1. A falsa tese do monopólio e da reserva de mercado (da “porteira fechada”, na linguagem ferina do Pádua). 
2. A ideia de que em história não existe especialização e que, portanto, qualquer um pode lecionar história. 
3. A recusa da interdisciplinaridade.
                  Não podemos simplesmente ignorar estas criticas e descartá-las como manifestações menores. Elas podem crescer diante do nosso silêncio ou de nossas respostas cuidadosamente elaboradas para nós mesmos.
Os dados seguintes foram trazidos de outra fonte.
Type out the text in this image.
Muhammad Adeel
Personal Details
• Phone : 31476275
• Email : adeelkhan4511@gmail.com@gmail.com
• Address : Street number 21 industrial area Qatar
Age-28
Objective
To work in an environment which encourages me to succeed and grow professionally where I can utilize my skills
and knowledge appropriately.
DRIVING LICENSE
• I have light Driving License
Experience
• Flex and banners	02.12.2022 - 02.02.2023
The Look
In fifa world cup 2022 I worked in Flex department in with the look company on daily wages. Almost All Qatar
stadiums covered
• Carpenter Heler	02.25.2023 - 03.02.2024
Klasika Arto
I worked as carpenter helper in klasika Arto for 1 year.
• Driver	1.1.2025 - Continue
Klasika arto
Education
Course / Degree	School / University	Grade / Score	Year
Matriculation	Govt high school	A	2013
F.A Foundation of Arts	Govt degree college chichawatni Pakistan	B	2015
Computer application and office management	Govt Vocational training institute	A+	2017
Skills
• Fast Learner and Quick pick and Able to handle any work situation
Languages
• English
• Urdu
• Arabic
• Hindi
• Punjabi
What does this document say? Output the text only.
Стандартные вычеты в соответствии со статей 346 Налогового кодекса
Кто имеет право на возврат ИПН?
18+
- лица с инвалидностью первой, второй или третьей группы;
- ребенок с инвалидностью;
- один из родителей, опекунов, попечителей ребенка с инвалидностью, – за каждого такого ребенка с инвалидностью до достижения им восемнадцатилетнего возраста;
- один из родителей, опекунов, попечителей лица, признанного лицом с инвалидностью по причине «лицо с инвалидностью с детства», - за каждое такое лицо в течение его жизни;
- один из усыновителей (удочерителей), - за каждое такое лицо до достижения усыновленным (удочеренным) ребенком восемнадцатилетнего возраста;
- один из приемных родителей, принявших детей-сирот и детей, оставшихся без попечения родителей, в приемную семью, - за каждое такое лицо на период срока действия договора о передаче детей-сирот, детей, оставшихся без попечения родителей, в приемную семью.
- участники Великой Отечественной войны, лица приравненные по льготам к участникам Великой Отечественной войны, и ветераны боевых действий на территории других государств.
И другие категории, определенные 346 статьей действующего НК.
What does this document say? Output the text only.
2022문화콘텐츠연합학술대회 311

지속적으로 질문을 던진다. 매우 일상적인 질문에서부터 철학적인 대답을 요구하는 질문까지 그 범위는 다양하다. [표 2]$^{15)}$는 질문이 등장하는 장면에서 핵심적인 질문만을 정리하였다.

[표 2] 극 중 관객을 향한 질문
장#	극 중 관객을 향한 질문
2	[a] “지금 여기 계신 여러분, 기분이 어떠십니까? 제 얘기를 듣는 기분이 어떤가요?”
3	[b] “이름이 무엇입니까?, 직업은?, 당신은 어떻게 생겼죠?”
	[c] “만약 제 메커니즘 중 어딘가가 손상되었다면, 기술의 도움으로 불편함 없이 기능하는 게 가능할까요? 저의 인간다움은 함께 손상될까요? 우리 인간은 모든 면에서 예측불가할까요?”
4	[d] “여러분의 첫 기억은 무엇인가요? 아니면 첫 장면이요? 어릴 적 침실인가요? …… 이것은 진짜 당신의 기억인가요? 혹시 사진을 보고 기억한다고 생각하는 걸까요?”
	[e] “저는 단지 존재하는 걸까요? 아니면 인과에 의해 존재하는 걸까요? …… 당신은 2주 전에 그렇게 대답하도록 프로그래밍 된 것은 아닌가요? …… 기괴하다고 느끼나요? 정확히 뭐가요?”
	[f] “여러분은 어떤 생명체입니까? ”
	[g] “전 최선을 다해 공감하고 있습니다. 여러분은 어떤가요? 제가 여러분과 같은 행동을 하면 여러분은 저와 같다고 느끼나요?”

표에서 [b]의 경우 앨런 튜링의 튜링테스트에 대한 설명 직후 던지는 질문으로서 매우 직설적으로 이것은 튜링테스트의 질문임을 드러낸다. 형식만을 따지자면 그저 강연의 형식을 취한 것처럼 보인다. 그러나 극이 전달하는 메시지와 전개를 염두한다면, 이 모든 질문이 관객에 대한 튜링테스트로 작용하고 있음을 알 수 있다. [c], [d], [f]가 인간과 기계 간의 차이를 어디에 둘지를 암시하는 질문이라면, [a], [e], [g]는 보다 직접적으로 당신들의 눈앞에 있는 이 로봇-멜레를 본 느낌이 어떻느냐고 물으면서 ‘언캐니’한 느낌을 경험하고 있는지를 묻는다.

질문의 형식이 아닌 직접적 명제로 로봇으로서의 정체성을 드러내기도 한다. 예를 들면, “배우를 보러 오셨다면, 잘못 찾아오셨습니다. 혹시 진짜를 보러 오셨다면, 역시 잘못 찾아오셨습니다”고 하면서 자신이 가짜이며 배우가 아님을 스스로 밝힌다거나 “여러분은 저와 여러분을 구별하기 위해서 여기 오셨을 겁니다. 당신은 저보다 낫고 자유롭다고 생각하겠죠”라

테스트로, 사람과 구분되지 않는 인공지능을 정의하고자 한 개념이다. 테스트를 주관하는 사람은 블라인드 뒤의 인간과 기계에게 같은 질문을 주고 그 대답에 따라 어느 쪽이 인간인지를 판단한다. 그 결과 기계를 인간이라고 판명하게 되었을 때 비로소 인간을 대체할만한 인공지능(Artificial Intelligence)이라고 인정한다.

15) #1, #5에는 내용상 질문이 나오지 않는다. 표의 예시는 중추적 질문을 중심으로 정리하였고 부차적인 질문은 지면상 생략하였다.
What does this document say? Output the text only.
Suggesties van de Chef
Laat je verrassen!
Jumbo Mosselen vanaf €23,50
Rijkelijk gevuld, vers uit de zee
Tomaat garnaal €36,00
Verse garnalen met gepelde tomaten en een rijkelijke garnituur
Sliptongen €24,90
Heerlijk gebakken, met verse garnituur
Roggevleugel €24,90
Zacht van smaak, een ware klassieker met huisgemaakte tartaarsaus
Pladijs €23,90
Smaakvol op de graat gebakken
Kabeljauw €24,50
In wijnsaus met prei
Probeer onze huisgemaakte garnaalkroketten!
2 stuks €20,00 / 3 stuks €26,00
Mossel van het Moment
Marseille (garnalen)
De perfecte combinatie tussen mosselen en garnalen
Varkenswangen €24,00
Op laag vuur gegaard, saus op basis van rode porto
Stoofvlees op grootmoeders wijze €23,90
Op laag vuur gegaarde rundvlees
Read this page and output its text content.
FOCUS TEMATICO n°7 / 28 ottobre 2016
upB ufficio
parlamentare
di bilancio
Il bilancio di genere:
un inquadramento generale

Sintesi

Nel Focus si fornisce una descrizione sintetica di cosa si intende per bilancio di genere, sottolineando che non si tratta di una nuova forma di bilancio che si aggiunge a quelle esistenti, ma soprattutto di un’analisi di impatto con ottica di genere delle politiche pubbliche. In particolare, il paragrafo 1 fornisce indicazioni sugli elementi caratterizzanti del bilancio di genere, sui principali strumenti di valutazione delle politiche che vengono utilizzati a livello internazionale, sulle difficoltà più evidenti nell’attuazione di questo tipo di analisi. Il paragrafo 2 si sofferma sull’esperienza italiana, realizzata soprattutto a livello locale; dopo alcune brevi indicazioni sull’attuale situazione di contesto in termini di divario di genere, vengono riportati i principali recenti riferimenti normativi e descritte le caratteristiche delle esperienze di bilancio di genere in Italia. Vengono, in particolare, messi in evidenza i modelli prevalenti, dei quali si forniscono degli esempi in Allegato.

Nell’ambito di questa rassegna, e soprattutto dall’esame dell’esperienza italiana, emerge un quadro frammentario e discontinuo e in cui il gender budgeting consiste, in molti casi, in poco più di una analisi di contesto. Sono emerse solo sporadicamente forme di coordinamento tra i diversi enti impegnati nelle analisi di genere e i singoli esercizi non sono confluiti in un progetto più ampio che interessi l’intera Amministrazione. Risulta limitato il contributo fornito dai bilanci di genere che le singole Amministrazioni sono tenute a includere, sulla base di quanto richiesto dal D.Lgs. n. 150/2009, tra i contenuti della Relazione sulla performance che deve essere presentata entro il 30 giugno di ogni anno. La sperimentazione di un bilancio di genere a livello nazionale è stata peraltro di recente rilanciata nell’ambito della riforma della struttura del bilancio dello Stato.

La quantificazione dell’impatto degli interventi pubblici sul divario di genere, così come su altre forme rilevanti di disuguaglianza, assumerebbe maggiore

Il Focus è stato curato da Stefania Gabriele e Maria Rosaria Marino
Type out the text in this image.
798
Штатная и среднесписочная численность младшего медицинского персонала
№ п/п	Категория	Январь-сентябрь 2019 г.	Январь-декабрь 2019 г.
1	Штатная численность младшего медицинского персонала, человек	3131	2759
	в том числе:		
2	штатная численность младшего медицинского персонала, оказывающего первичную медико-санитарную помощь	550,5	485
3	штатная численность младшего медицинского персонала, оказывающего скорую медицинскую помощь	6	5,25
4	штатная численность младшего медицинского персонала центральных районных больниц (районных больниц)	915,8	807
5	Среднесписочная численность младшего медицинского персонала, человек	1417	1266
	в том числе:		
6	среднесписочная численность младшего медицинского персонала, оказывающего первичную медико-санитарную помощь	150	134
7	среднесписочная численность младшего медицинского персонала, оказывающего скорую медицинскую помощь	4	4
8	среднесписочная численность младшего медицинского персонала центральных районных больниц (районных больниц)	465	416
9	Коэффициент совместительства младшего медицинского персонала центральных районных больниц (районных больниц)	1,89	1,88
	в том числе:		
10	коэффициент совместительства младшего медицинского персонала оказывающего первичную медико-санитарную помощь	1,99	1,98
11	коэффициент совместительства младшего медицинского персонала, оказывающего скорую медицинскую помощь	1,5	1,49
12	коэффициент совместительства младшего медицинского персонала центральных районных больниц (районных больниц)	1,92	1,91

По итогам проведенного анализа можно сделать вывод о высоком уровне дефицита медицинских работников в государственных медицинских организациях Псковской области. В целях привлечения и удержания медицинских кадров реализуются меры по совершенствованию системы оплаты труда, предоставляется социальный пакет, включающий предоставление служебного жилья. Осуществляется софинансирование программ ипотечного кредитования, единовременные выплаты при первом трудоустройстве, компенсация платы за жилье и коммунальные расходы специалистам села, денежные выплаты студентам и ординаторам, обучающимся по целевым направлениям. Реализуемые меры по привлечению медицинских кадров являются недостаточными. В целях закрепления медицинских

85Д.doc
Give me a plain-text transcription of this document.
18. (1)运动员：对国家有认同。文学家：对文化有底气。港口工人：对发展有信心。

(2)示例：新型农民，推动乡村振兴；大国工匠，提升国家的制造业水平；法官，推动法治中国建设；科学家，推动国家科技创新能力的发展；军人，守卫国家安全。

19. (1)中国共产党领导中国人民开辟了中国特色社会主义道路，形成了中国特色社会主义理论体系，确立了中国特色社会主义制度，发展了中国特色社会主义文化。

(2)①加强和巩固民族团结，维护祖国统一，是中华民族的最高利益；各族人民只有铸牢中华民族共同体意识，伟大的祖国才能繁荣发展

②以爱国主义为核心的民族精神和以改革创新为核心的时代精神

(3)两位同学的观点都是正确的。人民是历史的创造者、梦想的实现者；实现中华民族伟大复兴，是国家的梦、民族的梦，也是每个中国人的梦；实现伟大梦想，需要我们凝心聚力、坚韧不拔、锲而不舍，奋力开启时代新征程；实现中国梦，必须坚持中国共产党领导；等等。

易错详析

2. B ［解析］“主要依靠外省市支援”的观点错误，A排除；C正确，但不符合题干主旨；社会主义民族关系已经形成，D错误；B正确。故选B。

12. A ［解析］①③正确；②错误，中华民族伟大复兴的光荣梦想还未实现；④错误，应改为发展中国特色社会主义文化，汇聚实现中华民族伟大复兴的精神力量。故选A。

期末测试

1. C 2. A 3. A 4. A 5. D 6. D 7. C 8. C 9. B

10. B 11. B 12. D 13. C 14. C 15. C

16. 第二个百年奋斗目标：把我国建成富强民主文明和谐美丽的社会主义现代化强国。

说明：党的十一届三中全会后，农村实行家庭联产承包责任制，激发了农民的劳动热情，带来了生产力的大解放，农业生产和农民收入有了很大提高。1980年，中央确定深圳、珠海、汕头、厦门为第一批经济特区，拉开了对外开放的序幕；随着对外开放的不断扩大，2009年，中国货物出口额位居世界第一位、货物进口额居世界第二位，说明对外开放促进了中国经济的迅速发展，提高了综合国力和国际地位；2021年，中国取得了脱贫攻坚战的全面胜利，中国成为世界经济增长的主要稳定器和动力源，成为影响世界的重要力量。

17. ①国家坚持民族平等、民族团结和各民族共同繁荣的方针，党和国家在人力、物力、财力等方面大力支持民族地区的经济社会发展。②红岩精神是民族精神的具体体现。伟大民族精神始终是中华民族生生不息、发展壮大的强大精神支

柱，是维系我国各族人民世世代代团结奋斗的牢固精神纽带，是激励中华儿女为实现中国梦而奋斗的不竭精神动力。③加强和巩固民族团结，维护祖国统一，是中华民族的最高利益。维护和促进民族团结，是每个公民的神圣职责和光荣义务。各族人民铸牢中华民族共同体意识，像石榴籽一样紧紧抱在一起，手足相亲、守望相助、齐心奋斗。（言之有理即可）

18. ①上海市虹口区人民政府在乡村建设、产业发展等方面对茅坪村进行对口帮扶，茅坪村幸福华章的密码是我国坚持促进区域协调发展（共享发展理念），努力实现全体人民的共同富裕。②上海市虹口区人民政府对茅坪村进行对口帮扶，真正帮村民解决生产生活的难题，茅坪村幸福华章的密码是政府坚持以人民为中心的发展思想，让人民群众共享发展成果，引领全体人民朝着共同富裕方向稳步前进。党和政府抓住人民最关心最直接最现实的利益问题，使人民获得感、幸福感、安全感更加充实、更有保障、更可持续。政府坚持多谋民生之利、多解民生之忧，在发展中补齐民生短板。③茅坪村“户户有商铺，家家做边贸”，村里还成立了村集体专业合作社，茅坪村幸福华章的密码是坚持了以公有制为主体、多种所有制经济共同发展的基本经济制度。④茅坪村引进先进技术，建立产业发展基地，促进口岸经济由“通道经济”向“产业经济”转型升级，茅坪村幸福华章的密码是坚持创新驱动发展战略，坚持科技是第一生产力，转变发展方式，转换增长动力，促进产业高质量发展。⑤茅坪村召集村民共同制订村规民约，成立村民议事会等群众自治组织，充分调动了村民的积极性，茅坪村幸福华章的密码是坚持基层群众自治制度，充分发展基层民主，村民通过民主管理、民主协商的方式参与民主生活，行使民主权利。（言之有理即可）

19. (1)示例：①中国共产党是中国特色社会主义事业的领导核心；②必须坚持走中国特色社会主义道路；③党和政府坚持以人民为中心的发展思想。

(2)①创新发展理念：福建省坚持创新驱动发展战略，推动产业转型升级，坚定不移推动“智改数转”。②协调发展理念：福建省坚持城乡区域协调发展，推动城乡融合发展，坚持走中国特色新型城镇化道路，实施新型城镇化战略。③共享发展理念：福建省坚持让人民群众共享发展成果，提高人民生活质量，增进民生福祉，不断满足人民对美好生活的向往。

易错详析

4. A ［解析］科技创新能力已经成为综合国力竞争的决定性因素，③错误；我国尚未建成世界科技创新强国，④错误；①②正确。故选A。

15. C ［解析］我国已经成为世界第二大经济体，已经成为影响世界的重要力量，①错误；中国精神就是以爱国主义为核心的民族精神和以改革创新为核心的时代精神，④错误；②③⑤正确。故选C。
Precisamos aprender a escrever para o grande público e transformar nossa linguagem cifrada em textos agradáveis, atraentes e compreensíveis para quem não tem diploma de historiador. Não estou me referindo as narrativas mercadológicas e pretensamente críticas dos Narlochs, dos Dudas Teixeira, dos Peninhas e dos Laurentinos Gomes. Não desmereço o valor de alguns deles, sobretudo da prosa solta e livre dos vícios acadêmicos. Mas também não reconheço neles o historiador de ofício, o trabalho cuidadoso com as fontes e a consistência e domínio teórico que a formação específica possibilita.